Chris Rose, a professor of engineering and associate dean of the faculty for special initiatives, helps oversee the program. He said it has been gratifying to see the first cohort engaging with students and fellow faculty members throughout campus.

“We’re not the first university to have this type of program, but we wanted to structure ours differently,” Rose said. “From the beginning, we aimed for a program that was outward-facing, where visitors weren’t cloistered within a single academic department, but instead were making connections across campus. To do that, we need to bring people to campus who not only have great depth in their interests, but great breadth as well.”

Aubert, chief science officer for a health care consulting firm and an adjunct associate professor at the University of North Carolina, has a dual visiting appointment in the Brown University School of Public Health and with the University’s Center for the Study of Race and Ethnicity in America (CSREA). So in addition to teaching and mentoring students in public health, he also gave informal talks with students and faculty at CSREA on issues of race and ethnicity as they relate to the prevalence of Type 2 diabetes in the U.S. He’ll continue his work over he summer, developing campus-wide programming on issues of public health and race.

John Johnson
John A. Johnson is a leader in the search for planets outside of our solar system.

Johnson, a professor at the Harvard-Smithsonian Center for Astrophysics, had a dual visiting appointment in physics and with CSREA. As he continued his work as a leader in the search for planets outside of our solar system, he also convened weekly discussions on race, social power and how racism shapes scholarly endeavors and higher education. 
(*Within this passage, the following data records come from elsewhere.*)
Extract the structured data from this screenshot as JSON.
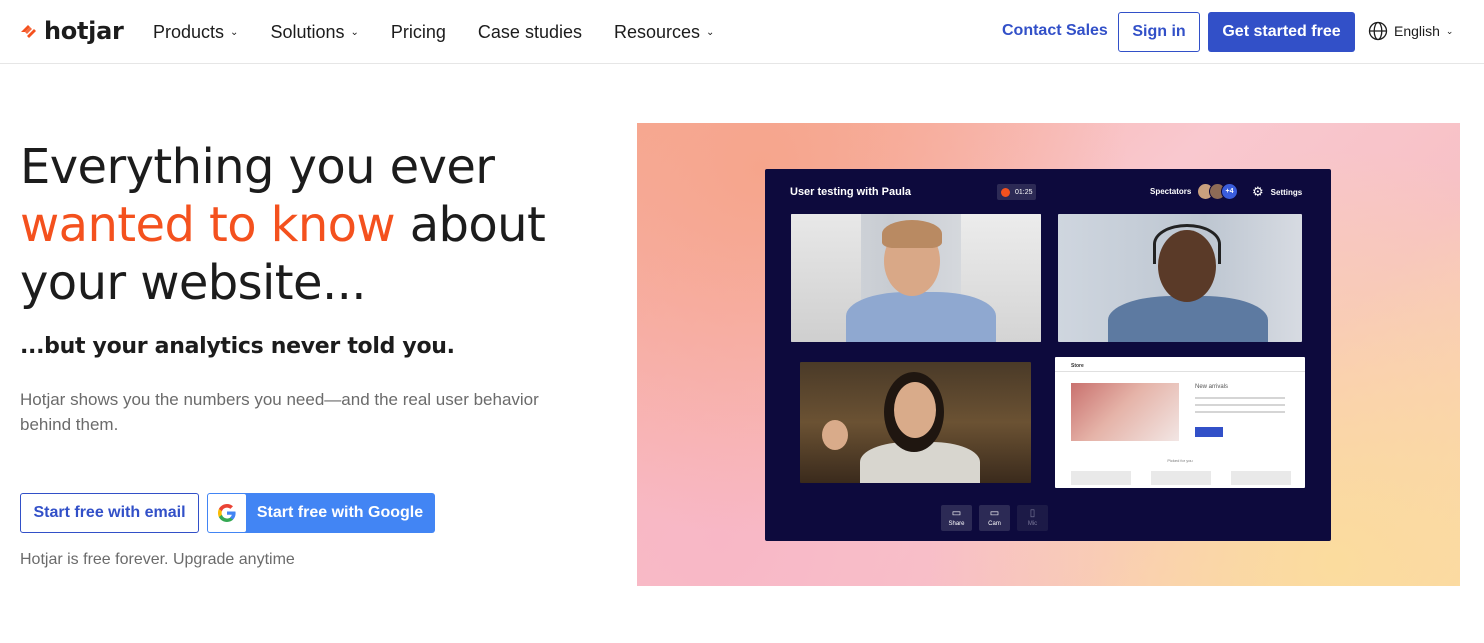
{
  "nav": {
    "logo_text": "hotjar",
    "links": [
      {
        "label": "Products",
        "has_dropdown": true
      },
      {
        "label": "Solutions",
        "has_dropdown": true
      },
      {
        "label": "Pricing",
        "has_dropdown": false
      },
      {
        "label": "Case studies",
        "has_dropdown": false
      },
      {
        "label": "Resources",
        "has_dropdown": true
      }
    ],
    "contact_sales": "Contact Sales",
    "sign_in": "Sign in",
    "get_started": "Get started free",
    "language": "English"
  },
  "hero": {
    "headline_part1": "Everything you ever",
    "headline_accent": "wanted to know",
    "headline_part2": " about",
    "headline_part3": "your website...",
    "subhead": "...but your analytics never told you.",
    "description": "Hotjar shows you the numbers you need—and the real user behavior behind them.",
    "btn_email": "Start free with email",
    "btn_google": "Start free with Google",
    "note": "Hotjar is free forever. Upgrade anytime"
  },
  "illustration": {
    "session_title": "User testing with Paula",
    "timer": "01:25",
    "spectators_label": "Spectators",
    "spectators_more": "+4",
    "settings_label": "Settings",
    "store_label": "Store",
    "new_arrivals": "New arrivals",
    "picked_for_you": "Picked for you",
    "controls": [
      {
        "label": "Share",
        "icon": "monitor-icon"
      },
      {
        "label": "Cam",
        "icon": "camera-icon"
      },
      {
        "label": "Mic",
        "icon": "mic-icon"
      }
    ]
  },
  "colors": {
    "accent_orange": "#f4511e",
    "brand_blue": "#3250c8",
    "google_blue": "#4285f4",
    "window_navy": "#0d0a3d"
  }
}
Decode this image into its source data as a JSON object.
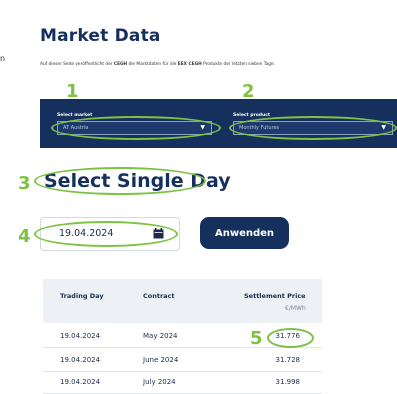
{
  "stray_text": "n",
  "page": {
    "title": "Market Data",
    "description_parts": [
      "Auf dieser Seite veröffentlicht der ",
      "CEGH",
      " die Marktdaten für die ",
      "EEX CEGH",
      " Produkte der letzten sieben Tage."
    ]
  },
  "markers": [
    "1",
    "2",
    "3",
    "4",
    "5"
  ],
  "filters": {
    "market_label": "Select market",
    "market_value": "AT Austria",
    "product_label": "Select product",
    "product_value": "Monthly Futures"
  },
  "section": {
    "subtitle": "Select Single Day"
  },
  "date_input": {
    "value": "19.04.2024"
  },
  "apply_button": {
    "label": "Anwenden"
  },
  "table": {
    "headers": {
      "trading_day": "Trading Day",
      "contract": "Contract",
      "settlement": "Settlement Price",
      "unit": "€/MWh"
    },
    "rows": [
      {
        "day": "19.04.2024",
        "contract": "May 2024",
        "price": "31.776"
      },
      {
        "day": "19.04.2024",
        "contract": "June 2024",
        "price": "31.728"
      },
      {
        "day": "19.04.2024",
        "contract": "July 2024",
        "price": "31.998"
      }
    ]
  },
  "colors": {
    "navy": "#16305e",
    "highlight_green": "#7dc242"
  },
  "icons": [
    "chevron-down-icon",
    "calendar-icon"
  ]
}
Gates co-taught a physics class, gave a colloquium on science-based public policy at the Watson Institute for International and Public Affairs and served as co-director of Brown’s Presidential Scholars Program, which provides research opportunities and support for low-and-middle-income undergraduates.

Amid all that, Gates still had time to continue his research, which he said benefitted from the collaborative ethos he found at Brown.

“What I’m working on is a strange combination of physics, mathematics, computer science and even a bit of evolutionary biology,” Gates said. “There’s a real spirit of interdisciplinarity here that enabled my work.”

Rose says he looks forward to the program’s continued success, along with the suite of related programs aimed at creating a more diverse academic community at Brown.

“There’s a constant drumbeat of these kinds of programs at Brown growing out of the Diversity and Inclusion Action Plan, along with the institutional will to see them through,” Rose said. “In terms of making meaningful progress in diversity and inclusion, I think Brown is the place to watch.”

[Editor's Note: In late May 2017, shortly after publication of this story, Sylvester James Gates Jr. agreed to become a permanent member of Brown's faculty.]